Mn²⁺ effects on binding of (VCAM-1)₂-Ig-AP. Cells were incubated with 4 nM (VCAM-1)₂-Ig-AP, and α4-specific binding was determined as described in the legend to Figure 4. (A and B). Wild-type α4 was synthesized at comparable levels to D408E (A) and D346E (B), and in two separate experiments binding was determined over a range of MnCl₂ concentrations. (C) Cell adhesion to VCAM-1, coated at 2 μg/ml, was measured for KA4 and D408E cells at various MnCl₂ concentrations. (D) Binding of (VCAM-1)₂-Ig-AP was carried out in 0.1 mM MnCl₂. Results were normalized relative to wild-type α4 binding (given an arbitrary value of 1.0).
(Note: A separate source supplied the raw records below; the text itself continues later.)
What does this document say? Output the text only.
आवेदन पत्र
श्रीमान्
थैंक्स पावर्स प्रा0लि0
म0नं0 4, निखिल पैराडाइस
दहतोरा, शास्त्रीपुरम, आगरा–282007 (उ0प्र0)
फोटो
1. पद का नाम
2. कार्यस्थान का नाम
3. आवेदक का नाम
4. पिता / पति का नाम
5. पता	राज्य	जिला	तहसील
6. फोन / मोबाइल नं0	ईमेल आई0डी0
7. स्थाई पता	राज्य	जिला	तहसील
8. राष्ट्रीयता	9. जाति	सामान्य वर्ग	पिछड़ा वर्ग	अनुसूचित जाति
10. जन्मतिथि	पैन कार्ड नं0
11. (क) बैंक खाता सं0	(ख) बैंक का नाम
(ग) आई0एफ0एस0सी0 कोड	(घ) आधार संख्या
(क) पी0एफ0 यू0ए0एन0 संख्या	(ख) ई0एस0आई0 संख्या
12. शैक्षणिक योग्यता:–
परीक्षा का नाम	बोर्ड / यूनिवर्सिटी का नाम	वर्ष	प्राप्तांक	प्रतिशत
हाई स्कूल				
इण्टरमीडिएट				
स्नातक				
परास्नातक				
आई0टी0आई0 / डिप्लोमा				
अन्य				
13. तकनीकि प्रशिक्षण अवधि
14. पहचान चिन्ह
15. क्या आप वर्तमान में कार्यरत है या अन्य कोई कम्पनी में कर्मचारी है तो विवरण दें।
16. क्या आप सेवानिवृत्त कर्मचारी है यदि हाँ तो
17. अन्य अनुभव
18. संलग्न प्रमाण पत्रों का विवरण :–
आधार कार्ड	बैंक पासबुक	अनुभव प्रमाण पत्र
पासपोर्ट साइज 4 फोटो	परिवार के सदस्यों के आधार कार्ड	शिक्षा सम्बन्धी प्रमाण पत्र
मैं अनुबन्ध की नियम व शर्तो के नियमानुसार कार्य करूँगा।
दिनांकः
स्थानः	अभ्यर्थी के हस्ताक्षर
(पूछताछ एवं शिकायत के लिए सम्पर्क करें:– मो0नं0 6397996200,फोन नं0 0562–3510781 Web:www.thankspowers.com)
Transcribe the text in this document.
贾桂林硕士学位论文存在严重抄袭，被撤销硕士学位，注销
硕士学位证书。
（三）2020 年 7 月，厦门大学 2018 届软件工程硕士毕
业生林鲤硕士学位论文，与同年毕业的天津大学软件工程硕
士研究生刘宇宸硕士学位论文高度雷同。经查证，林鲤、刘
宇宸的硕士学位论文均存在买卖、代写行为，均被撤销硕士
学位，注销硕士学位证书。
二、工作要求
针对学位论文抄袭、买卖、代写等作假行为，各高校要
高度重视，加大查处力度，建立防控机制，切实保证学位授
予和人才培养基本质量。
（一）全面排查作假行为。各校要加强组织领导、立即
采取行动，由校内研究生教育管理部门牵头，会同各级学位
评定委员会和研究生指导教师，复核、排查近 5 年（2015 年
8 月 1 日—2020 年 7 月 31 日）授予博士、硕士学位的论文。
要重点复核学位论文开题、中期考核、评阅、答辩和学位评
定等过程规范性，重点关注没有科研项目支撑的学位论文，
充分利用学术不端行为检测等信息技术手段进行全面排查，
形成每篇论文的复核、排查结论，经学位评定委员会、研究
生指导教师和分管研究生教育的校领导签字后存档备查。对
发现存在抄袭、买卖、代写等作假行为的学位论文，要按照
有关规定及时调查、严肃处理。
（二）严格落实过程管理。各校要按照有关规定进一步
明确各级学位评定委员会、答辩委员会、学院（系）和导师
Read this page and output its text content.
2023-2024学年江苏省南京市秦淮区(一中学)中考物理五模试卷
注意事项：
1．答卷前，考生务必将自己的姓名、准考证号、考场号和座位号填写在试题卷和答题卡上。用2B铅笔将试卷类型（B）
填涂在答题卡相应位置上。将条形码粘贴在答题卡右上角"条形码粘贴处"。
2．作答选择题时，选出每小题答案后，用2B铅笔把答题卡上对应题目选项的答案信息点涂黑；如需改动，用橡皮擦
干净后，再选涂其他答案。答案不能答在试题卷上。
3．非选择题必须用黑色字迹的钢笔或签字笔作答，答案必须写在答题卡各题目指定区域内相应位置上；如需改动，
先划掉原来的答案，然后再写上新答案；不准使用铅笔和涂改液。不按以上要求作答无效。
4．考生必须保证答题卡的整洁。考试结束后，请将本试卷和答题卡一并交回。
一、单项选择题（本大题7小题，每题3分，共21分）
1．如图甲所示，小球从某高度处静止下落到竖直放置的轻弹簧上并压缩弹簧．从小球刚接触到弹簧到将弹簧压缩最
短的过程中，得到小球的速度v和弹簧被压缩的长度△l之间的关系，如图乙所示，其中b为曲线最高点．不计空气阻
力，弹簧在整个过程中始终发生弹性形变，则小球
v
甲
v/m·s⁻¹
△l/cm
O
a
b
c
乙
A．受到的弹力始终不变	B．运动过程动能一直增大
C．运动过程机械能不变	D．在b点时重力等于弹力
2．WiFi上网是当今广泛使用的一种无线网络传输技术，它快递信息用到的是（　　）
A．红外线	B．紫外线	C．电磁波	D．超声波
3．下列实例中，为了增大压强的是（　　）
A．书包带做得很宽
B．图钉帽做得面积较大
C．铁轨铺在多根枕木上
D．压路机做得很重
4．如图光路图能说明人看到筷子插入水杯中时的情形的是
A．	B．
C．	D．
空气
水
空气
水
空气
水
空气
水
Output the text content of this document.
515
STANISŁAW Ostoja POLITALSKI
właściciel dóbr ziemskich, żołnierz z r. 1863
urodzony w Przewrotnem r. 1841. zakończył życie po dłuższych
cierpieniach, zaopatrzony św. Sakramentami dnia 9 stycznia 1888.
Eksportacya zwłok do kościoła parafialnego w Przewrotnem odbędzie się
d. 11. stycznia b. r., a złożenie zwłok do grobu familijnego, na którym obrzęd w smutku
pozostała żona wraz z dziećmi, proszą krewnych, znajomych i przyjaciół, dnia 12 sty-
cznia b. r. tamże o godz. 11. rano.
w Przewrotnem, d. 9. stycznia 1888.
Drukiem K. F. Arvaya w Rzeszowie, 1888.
Each point represents the mean of two to three experiments. Typical OD₄₀₅ values for specific (VCAM-1)₂-Ig-AP binding ranged from 0.5 to 1.0. Also, data in D were adjusted for differences in α4 surface levels, which varied from each other by not more than 1.5-fold.

Figure 6

Tethering of K562 transfectants on rsVCAM-1. Into a parallel plate flow chamber, 2–5 × 10⁵ cells were perfused at low wall shear stress (0.30–0.45 dyn/cm²) and tethering to rsVCAM-1 was analyzed. The flow chamber was coated the indicated concentrations of rsVCAM. Experiments were carried out in 1 mM Mg²⁺, 2 mM Ca²⁺ (A–C), or 0.1 mM Mn²⁺ (D). Tethering events were accumulated for 30 s (A and B), 1 min (C), or 15 s (D).

Figure 7

Shear resistance of K562 transfectants on rsVCAM-1 or FN40. Using initial conditions as in Figure 6, A, B, and D, an average of ∼50 cells was allowed to accumulate in shear flow for 15 to 30 s on rsVCAM-1 coated at the indicated levels (A–C). Then cells were subjected to increasing shear stresses in small increments at 10-s intervals. After each 10-s interval, the percentage of cells remaining bound was determined at each shear. In D, cells were allowed to accumulate in static conditions for 2 min on FN40 (coated at 2 μg/ml). Then resistance to detachment was determined as for A–C. The values indicated in the detachment profiles (A, B, and D) are the mean of three to four experiments. Results in C are representative of four different experiments.